There are exceptions, of course, but when you look at the numbers, the staggering conclusion is that most purchase behavior is still happening offline. According to the U.S. Department of Commerce, of the $1.17 trillion spent in the U.S. in retail in the second quarter of 2014, only 6.4 percent was ecommerce.

On the other hand, as most of us know and experience, we now spend more time online than we do in any other individual medium, including TV. Our lives are becoming digital.

So how should a marketer effectively and efficiently leverage digital for brand building?

Viewability is a good start

The currency of digital advertising for the last 20 years has been premised on the idea that an “impression” means an ad was served in front of a person who had a chance to see and be impacted by that ad. It turns out though, that premise may not be exactly true.

More than half of all display, mobile and video advertising bought on the Internet today is not physically viewable. In other words, the person who was intended to see the ad not only didn’t see it, they never even had it on their screen. How can we expect to measure and drive success if the ads are not even there? We can’t.

Related: Did 2014’s Marketing Predictions Come True? (Infographic)
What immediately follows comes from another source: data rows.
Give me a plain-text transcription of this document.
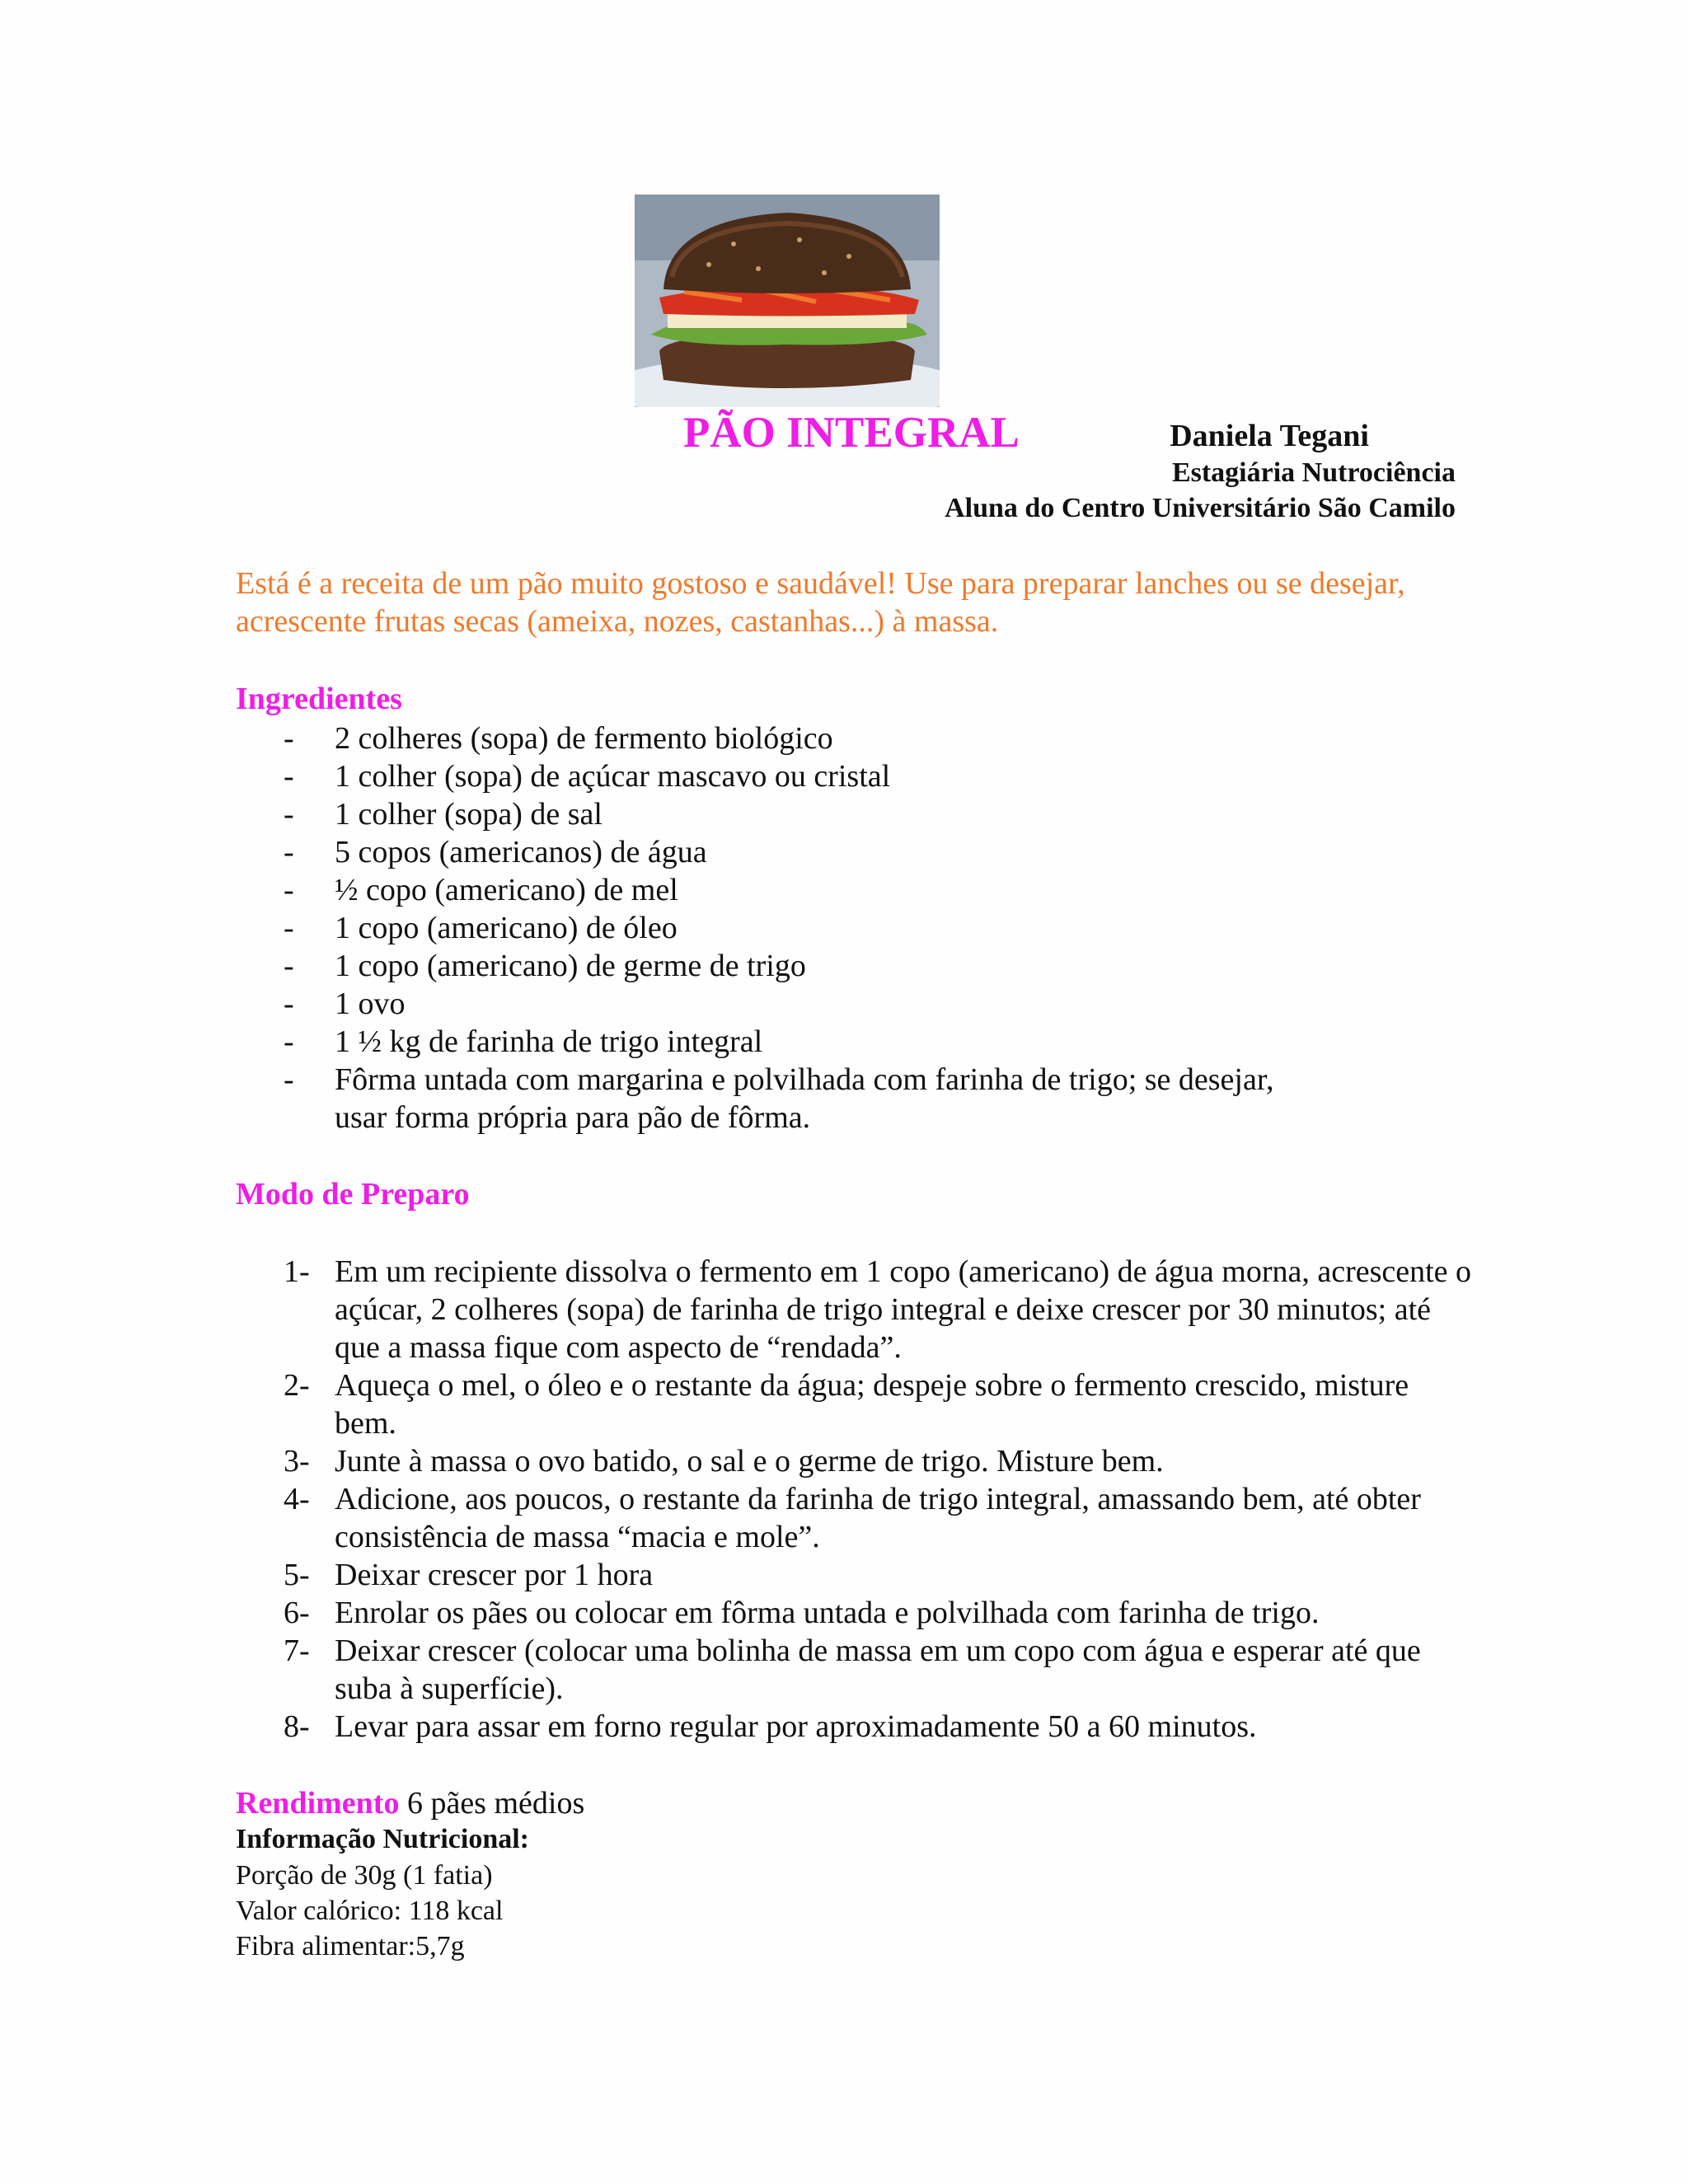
PÃO INTEGRAL	Daniela Tegani
Estagiária Nutrociência
Aluna do Centro Universitário São Camilo
Está é a receita de um pão muito gostoso e saudável! Use para preparar lanches ou se desejar, acrescente frutas secas (ameixa, nozes, castanhas...) à massa.
Ingredientes
- 2 colheres (sopa) de fermento biológico
- 1 colher (sopa) de açúcar mascavo ou cristal
- 1 colher (sopa) de sal
- 5 copos (americanos) de água
- ½ copo (americano) de mel
- 1 copo (americano) de óleo
- 1 copo (americano) de germe de trigo
- 1 ovo
- 1 ½ kg de farinha de trigo integral
- Fôrma untada com margarina e polvilhada com farinha de trigo; se desejar, usar forma própria para pão de fôrma.
Modo de Preparo
1- Em um recipiente dissolva o fermento em 1 copo (americano) de água morna, acrescente o açúcar, 2 colheres (sopa) de farinha de trigo integral e deixe crescer por 30 minutos; até que a massa fique com aspecto de “rendada”.
2- Aqueça o mel, o óleo e o restante da água; despeje sobre o fermento crescido, misture bem.
3- Junte à massa o ovo batido, o sal e o germe de trigo. Misture bem.
4- Adicione, aos poucos, o restante da farinha de trigo integral, amassando bem, até obter consistência de massa “macia e mole”.
5- Deixar crescer por 1 hora
6- Enrolar os pães ou colocar em fôrma untada e polvilhada com farinha de trigo.
7- Deixar crescer (colocar uma bolinha de massa em um copo com água e esperar até que suba à superfície).
8- Levar para assar em forno regular por aproximadamente 50 a 60 minutos.
Rendimento 6 pães médios
Informação Nutricional:
Porção de 30g (1 fatia)
Valor calórico: 118 kcal
Fibra alimentar:5,7g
Viewability is a critical first step to success, because, said simply, if your ad wasn’t there, not much else matters. This is part of the reason why buying viewable impressions has become such a hot topic lately. There is not a single brand marketer who wants to buy an impression that was impossible to see. The transition that we are currently undertaking in the industry, from transacting on a served impression to a viewable one, will be painful for some and beneficial for others. It is absolutely necessary though.

Attention, the new currency

Will viewability solve all of our problems? Does buying a viewable impression mean that the ad will be effective? Relative to buying a non-viewable impression it certainly is better, but ultimately it simply means the ad was there and the person had a chance to see it, not that they actually saw it or were impacted by it.
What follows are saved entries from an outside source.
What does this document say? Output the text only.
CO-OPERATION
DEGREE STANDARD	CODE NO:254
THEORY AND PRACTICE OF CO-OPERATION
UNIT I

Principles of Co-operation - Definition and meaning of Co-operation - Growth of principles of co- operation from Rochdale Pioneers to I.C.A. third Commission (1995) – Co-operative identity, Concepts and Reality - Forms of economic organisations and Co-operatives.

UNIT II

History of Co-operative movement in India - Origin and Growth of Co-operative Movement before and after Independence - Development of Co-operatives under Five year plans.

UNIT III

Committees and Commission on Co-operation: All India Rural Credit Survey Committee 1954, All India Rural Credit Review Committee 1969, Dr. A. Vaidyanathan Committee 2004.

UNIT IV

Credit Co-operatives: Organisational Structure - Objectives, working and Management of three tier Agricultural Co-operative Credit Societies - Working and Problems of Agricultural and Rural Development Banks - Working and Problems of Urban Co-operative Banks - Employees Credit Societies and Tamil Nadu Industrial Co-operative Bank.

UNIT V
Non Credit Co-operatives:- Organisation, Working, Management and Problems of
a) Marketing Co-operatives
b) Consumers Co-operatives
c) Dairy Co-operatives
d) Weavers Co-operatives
We need to know not just whether the ad showed up, but whether the person was paying attention. That attention is the most important and most scarce resource that exists. It is what we all have a very limited amount of and what marketers value most.

Also, the way we pay attention has changed in recent times. How often do you sit and spend focused time on one site, never flipping between tabs? For most of us, it’s pretty rare. Whenever we are doing one thing, we are also doing another. That means our attention is fragmented and often unfocused.

So how do we go about measuring and ultimately getting attention? First, we have to define it. Second, we have to ask new questions and seek to discover metrics that may help us uncover attention.

Attention metrics

Attention literally means “notice taken of someone or something.” In the metrics world, starting with “was the ad there” makes for a logical first step (viewability).

After I know the ad is there though, I might ask how long it was there (in-view time) and how long the person was on the page (active page dwell time). Maybe I want to know whether the person interacted with the ad (universal interaction). How long did that interaction last (universal interaction time)? Did they hover over the ad (hover)? Did they touch it on a mobile device (universal touch)? Did they do anything else that tells me they are paying attention (perhaps metrics like scroll rate, scroll depth and scroll velocity can be informative)?

All of these “attention metrics” serve the purpose of giving the marketer a better understanding of the environment in which the ad was displayed. Armed with that information the marketer can make smarter decisions. They can buy inventory with more attention. They can optimize campaigns toward attention signals. They can even transact on attention.

The big innovation for 2015 will be attention. Many of the world’s biggest marketers are already doing it and more will follow, and for those that don’t, they are losing out on the new attention economy for digital advertising.